B) Constant speed of light --
According to the special relativity it follows that the speed of light will not always be constant, listen why.
Assume A and B move away with a uniform motion and a light ray (L) goes to right of them,
A<------->B<------------>L
A claims that he is at rest and B's time slows down, that's fine.
But B claims that he is at rest, and if so A clearly sees the light more then c.
(You might want to resort to the velocity formula, but it cannot work here as you shall see).
Let's assume for a moment that the time of B and of A will stay the same (and we will ignore for a moment time dilation), in other words t
B = t
A.
Now we can use simple addition to add the velocities because, V
1 = s
1/t and V
2 = s
2 /t, so you can just add both velocities.

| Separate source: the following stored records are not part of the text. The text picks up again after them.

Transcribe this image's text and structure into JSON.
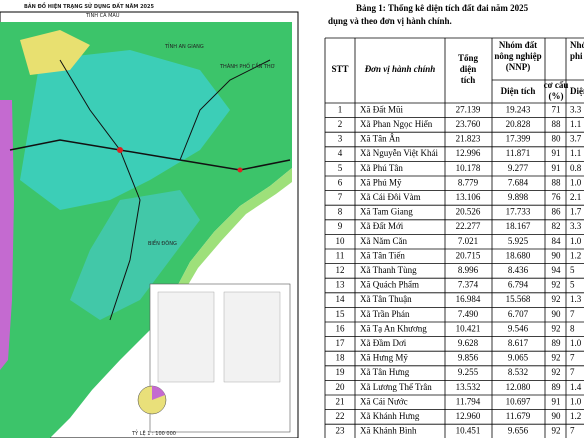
{
  "map": {
    "title": "BẢN ĐỒ HIỆN TRẠNG SỬ DỤNG ĐẤT NĂM 2025",
    "subtitle": "TỈNH CÀ MAU",
    "labels": [
      "TỈNH AN GIANG",
      "THÀNH PHỐ CẦN THƠ",
      "BIỂN ĐÔNG"
    ],
    "scale": "TỶ LỆ 1 : 100 000"
  },
  "table": {
    "title": "Bảng 1: Thống kê diện tích đất đai năm 2025",
    "title_line2": "dụng và theo đơn vị hành chính.",
    "headers": {
      "stt": "STT",
      "unit": "Đơn vị hành chính",
      "total": [
        "Tổng",
        "diện",
        "tích"
      ],
      "nnp": [
        "Nhóm đất",
        "nông nghiệp",
        "(NNP)"
      ],
      "nnp_area": "Diện tích",
      "nnp_share": [
        "cơ cấu",
        "(%)"
      ],
      "pnn": [
        "Nhó",
        "phi nô"
      ],
      "pnn_area": "Diện t"
    },
    "rows": [
      [
        "1",
        "Xã Đất Mũi",
        "27.139",
        "19.243",
        "71",
        "3.3"
      ],
      [
        "2",
        "Xã Phan Ngọc Hiển",
        "23.760",
        "20.828",
        "88",
        "1.1"
      ],
      [
        "3",
        "Xã Tân Ân",
        "21.823",
        "17.399",
        "80",
        "3.7"
      ],
      [
        "4",
        "Xã Nguyễn Việt Khái",
        "12.996",
        "11.871",
        "91",
        "1.1"
      ],
      [
        "5",
        "Xã Phú Tân",
        "10.178",
        "9.277",
        "91",
        "0.8"
      ],
      [
        "6",
        "Xã Phú Mỹ",
        "8.779",
        "7.684",
        "88",
        "1.0"
      ],
      [
        "7",
        "Xã Cái Đôi Vàm",
        "13.106",
        "9.898",
        "76",
        "2.1"
      ],
      [
        "8",
        "Xã Tam Giang",
        "20.526",
        "17.733",
        "86",
        "1.7"
      ],
      [
        "9",
        "Xã Đất Mới",
        "22.277",
        "18.167",
        "82",
        "3.3"
      ],
      [
        "10",
        "Xã Năm Căn",
        "7.021",
        "5.925",
        "84",
        "1.0"
      ],
      [
        "11",
        "Xã Tân Tiến",
        "20.715",
        "18.680",
        "90",
        "1.2"
      ],
      [
        "12",
        "Xã Thanh Tùng",
        "8.996",
        "8.436",
        "94",
        "5"
      ],
      [
        "13",
        "Xã Quách Phẩm",
        "7.374",
        "6.794",
        "92",
        "5"
      ],
      [
        "14",
        "Xã Tân Thuận",
        "16.984",
        "15.568",
        "92",
        "1.3"
      ],
      [
        "15",
        "Xã Trần Phán",
        "7.490",
        "6.707",
        "90",
        "7"
      ],
      [
        "16",
        "Xã Tạ An Khương",
        "10.421",
        "9.546",
        "92",
        "8"
      ],
      [
        "17",
        "Xã Đầm Dơi",
        "9.628",
        "8.617",
        "89",
        "1.0"
      ],
      [
        "18",
        "Xã Hưng Mỹ",
        "9.856",
        "9.065",
        "92",
        "7"
      ],
      [
        "19",
        "Xã Tân Hưng",
        "9.255",
        "8.532",
        "92",
        "7"
      ],
      [
        "20",
        "Xã Lương Thế Trân",
        "13.532",
        "12.080",
        "89",
        "1.4"
      ],
      [
        "21",
        "Xã Cái Nước",
        "11.794",
        "10.697",
        "91",
        "1.0"
      ],
      [
        "22",
        "Xã Khánh Hưng",
        "12.960",
        "11.679",
        "90",
        "1.2"
      ],
      [
        "23",
        "Xã Khánh Bình",
        "10.451",
        "9.656",
        "92",
        "7"
      ]
    ]
  }
}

Now if we add the velocity that A moves ( from B's perspective ) together with c the speed of light, we clearly get more then the speed of light, and in other words from B's perspective A sees the light to go faster then the speed of light, some thing that is impossible according to special relativity.
And since according to B, A's clock will slow down, the situation will get even worse, since that means that according to B, A will see the light moving even faster.
(The velocity formula however might still work when both velocities are in the same direction).
Since this cannot be true this actually shows that B cannot claim to be the point of reference (or you might claim that B does not have to explain how A sees the light, but if say this then you can let go the whole time dilation which is based only on how one frame of reference sees the light according to the other frame of reference).
(you can also not invent that B will claim A's clock to go faster, because then there will be a problem when the light is going to the left).